Here we go again....

Aug 23, 2004 12:30

So Steve and I had yet another fight. Lastnight, it was a doozy.

First, about our evening:
It was his younger brother's birthday, so we all headed to his mother's house for dinner. Now for some reason, we never eat until well after 7pm when we're there. Maya is usually asleep at 7 o'clock. So when we're eating, she's already eaten and then she's little miss cranky pants. So then I'm having to deal with that.

Before any of this happens, though, MIL insists on giving Maya cookies and whip cream before dinner. Apparently the whip cream is sugar free... doesn't mean it's not sweet! So that's annoying. The whole time I'm over there, I'm having to deal with her trying to give Maya things that I don't want her to eat. I don't know why no one understands why this is important. Even Arrowroot cookies have sugar in them... not that I'm not willing to give her any sugar, but there is such a thing as too much. I have tried so hard to have healthy eating habits and to have a healthy child, but when all she gets are crackers, cookies, and juice at MIL's house, it becomes a little difficult. MIL thinks it's her right to spoil Maya and give her whatever she wants, even if it is dessert before dinner. And most of the time here, dessert usually means fresh fruit, not cookies and whip cream. And I'm not just talking Animal Crackers as cookies that she gives her, I'm talking chocolate chip!!!
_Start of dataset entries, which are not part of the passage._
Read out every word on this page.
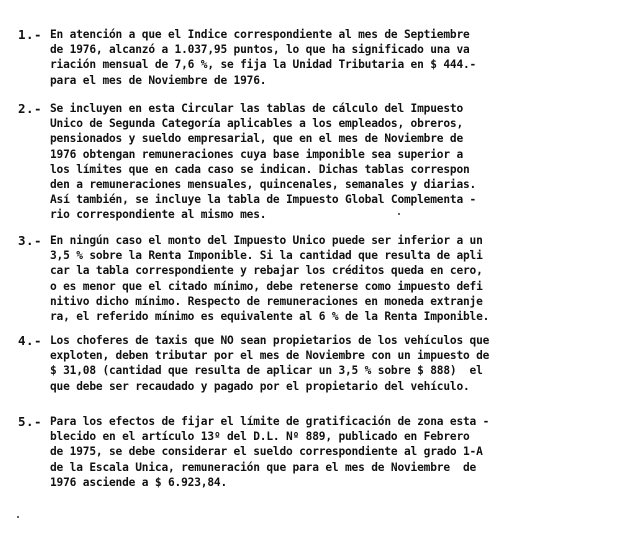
1.- En atención a que el Indice correspondiente al mes de Septiembre
de 1976, alcanzó a 1.037,95 puntos, lo que ha significado una va
riación mensual de 7,6 %, se fija la Unidad Tributaria en $ 444.-
para el mes de Noviembre de 1976.
2.- Se incluyen en esta Circular las tablas de cálculo del Impuesto
Unico de Segunda Categoría aplicables a los empleados, obreros,
pensionados y sueldo empresarial, que en el mes de Noviembre de
1976 obtengan remuneraciones cuya base imponible sea superior a
los límites que en cada caso se indican. Dichas tablas correspon
den a remuneraciones mensuales, quincenales, semanales y diarias.
Así también, se incluye la tabla de Impuesto Global Complementa -
rio correspondiente al mismo mes.
3.- En ningún caso el monto del Impuesto Unico puede ser inferior a un
3,5 % sobre la Renta Imponible. Si la cantidad que resulta de apli
car la tabla correspondiente y rebajar los créditos queda en cero,
o es menor que el citado mínimo, debe retenerse como impuesto defi
nitivo dicho mínimo. Respecto de remuneraciones en moneda extranje
ra, el referido mínimo es equivalente al 6 % de la Renta Imponible.
4.- Los choferes de taxis que NO sean propietarios de los vehículos que
exploten, deben tributar por el mes de Noviembre con un impuesto de
$ 31,08 (cantidad que resulta de aplicar un 3,5 % sobre $ 888)  el
que debe ser recaudado y pagado por el propietario del vehículo.
5.- Para los efectos de fijar el límite de gratificación de zona esta -
blecido en el artículo 13º del D.L. Nº 889, publicado en Febrero
de 1975, se debe considerar el sueldo correspondiente al grado 1-A
de la Escala Unica, remuneración que para el mes de Noviembre  de
1976 asciende a $ 6.923,84.
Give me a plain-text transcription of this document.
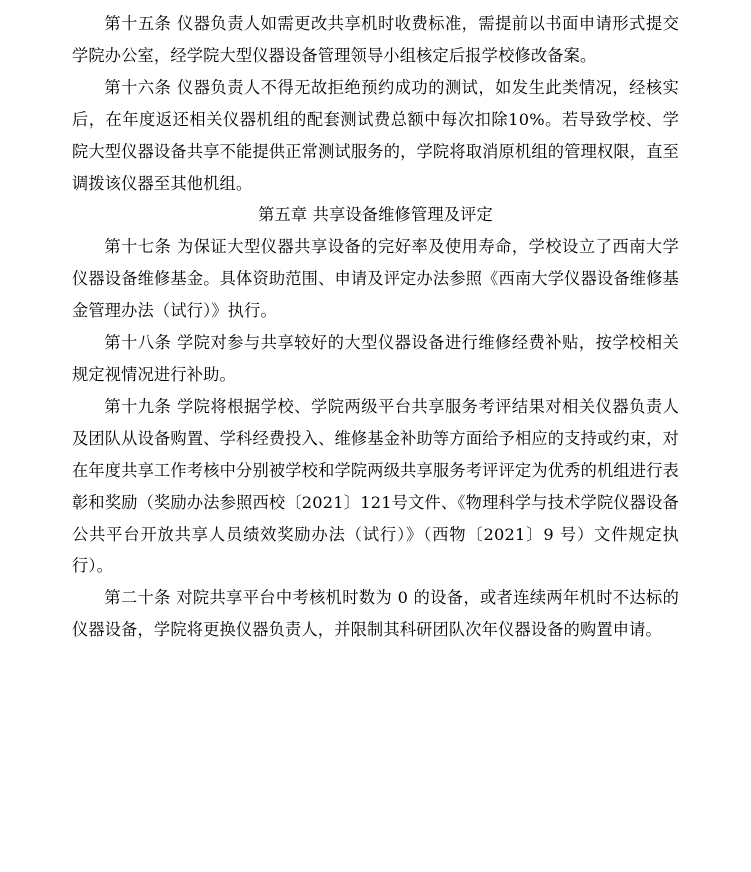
第十五条 仪器负责人如需更改共享机时收费标准，需提前以书面申请形式提交学院办公室，经学院大型仪器设备管理领导小组核定后报学校修改备案。

第十六条 仪器负责人不得无故拒绝预约成功的测试，如发生此类情况，经核实后，在年度返还相关仪器机组的配套测试费总额中每次扣除10%。若导致学校、学院大型仪器设备共享不能提供正常测试服务的，学院将取消原机组的管理权限，直至调拨该仪器至其他机组。

第五章 共享设备维修管理及评定

第十七条 为保证大型仪器共享设备的完好率及使用寿命，学校设立了西南大学仪器设备维修基金。具体资助范围、申请及评定办法参照《西南大学仪器设备维修基金管理办法（试行）》执行。

第十八条 学院对参与共享较好的大型仪器设备进行维修经费补贴，按学校相关规定视情况进行补助。

第十九条 学院将根据学校、学院两级平台共享服务考评结果对相关仪器负责人及团队从设备购置、学科经费投入、维修基金补助等方面给予相应的支持或约束，对在年度共享工作考核中分别被学校和学院两级共享服务考评评定为优秀的机组进行表彰和奖励（奖励办法参照西校〔2021〕121号文件、《物理科学与技术学院仪器设备公共平台开放共享人员绩效奖励办法（试行）》（西物〔2021〕9 号）文件规定执行）。

第二十条 对院共享平台中考核机时数为 0 的设备，或者连续两年机时不达标的仪器设备，学院将更换仪器负责人，并限制其科研团队次年仪器设备的购置申请。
So having to deal with that all night, I was a little snarky.

On our way home, Steve decided to inform me that she was taking this useless piece of shit exercise equipment from his mom. I can't even describe it to you... it's like a stationery bike, but the pedals are side by side so you push them with both feet at the same time. And when that happens, then the handle bars pull in. This was something that was fabricated in, oh, I don't know, 1985?!?!?! So Steve has decided that this is going to help him get into shape somehow. Whatever. I just don't want it in my house, not even in my garage. I think what bothered me most was that he didn't even consult me on it, he just agreed to it. Like the ugly brown chair that now sits in the garage that he found on a roadside when he was 18. His mother has had it for the last few years, and he volunteered to take it back. It's the ugliest thing I've ever seen... I'd probably let it go if it was super comfortable, but it isn't.
Anyhow, that's two things that he hasn't consulted me on.

And then the arguing started... if it was up to him (he says), we wouldn't have half the stuff that we would in our house. Well, frankly, me too. Everything in our house has either been handed down, or we totally cheaped out because we could afford the nicer version. I would rather have none of this. But what can you do, we need to have something.

And then it turned into how I can't go to any more of his family gatherings because I'm such a snot when I'm there and I'm always snitty with him when we're there. Everyone (he says) is uncomfortable around me. And then he says that everyone can feel the sharp looks that I give him when it's 7:30 and we still haven't left. Well sometimes the sharp looks are for other things than just leaving, but yes, the quicker we get out of there, the better.
But then I started thinking this morning... no wonder I'm snitty when I'm there. I have to deal with his mother giving my child junk food, his grandmother giving her fresh out of the oven meatballs on a toothpick (ever so safe!), and him not doing a single thing about it. He just sits there... and it's not fair that I'm the one constantly taking stuff away from Maya. It's his family, he should really say something to them. But he doesn't so I get my back up all in a twist.

I also decided that I don't take criticism well. I never have, never will. And I don't like unsolicited advice, and I only like help when I ask for it. So when MIL is sitting here telling me how good my baby is and she doesn't know why I complain... well, there goes the twisting back again. No wonder I'm so snitty.

But then he says to me... "and you wonder why you have no friends... look at you". Yeah, that's great. If he feels that strongly, then why is he still here. People don't want to be my friend, so why would he want to be my husband??

So when he said that I couldn't go to family gatherings anymore, I said great. I would give my left arm if I never had to see his mother again.
And he said that he'll never go see my parents. You know, that's great. At least at my parents house, I get us in and out of there, quickly because I know that he's uncomfortable there. And if my parents are out of line, I will say something to them. When his mom is doing something I don't like he doesn't say anything to her!

Growl.

Anyway, I'm in that bad place again. I'm in the place where I have to remember why it is that I love him. I was thinking back to when we first met. I knew that he would be a good father, which he is, and that he would make me feel secure, which he does. But is that enough???

When I get back to work I'm going to seek counselling. If he decides to come, then great, but if I have to go it alone, then so be it.

I'm just so tired. I'm tired of being bitchy, of crying, of putting myself last, always.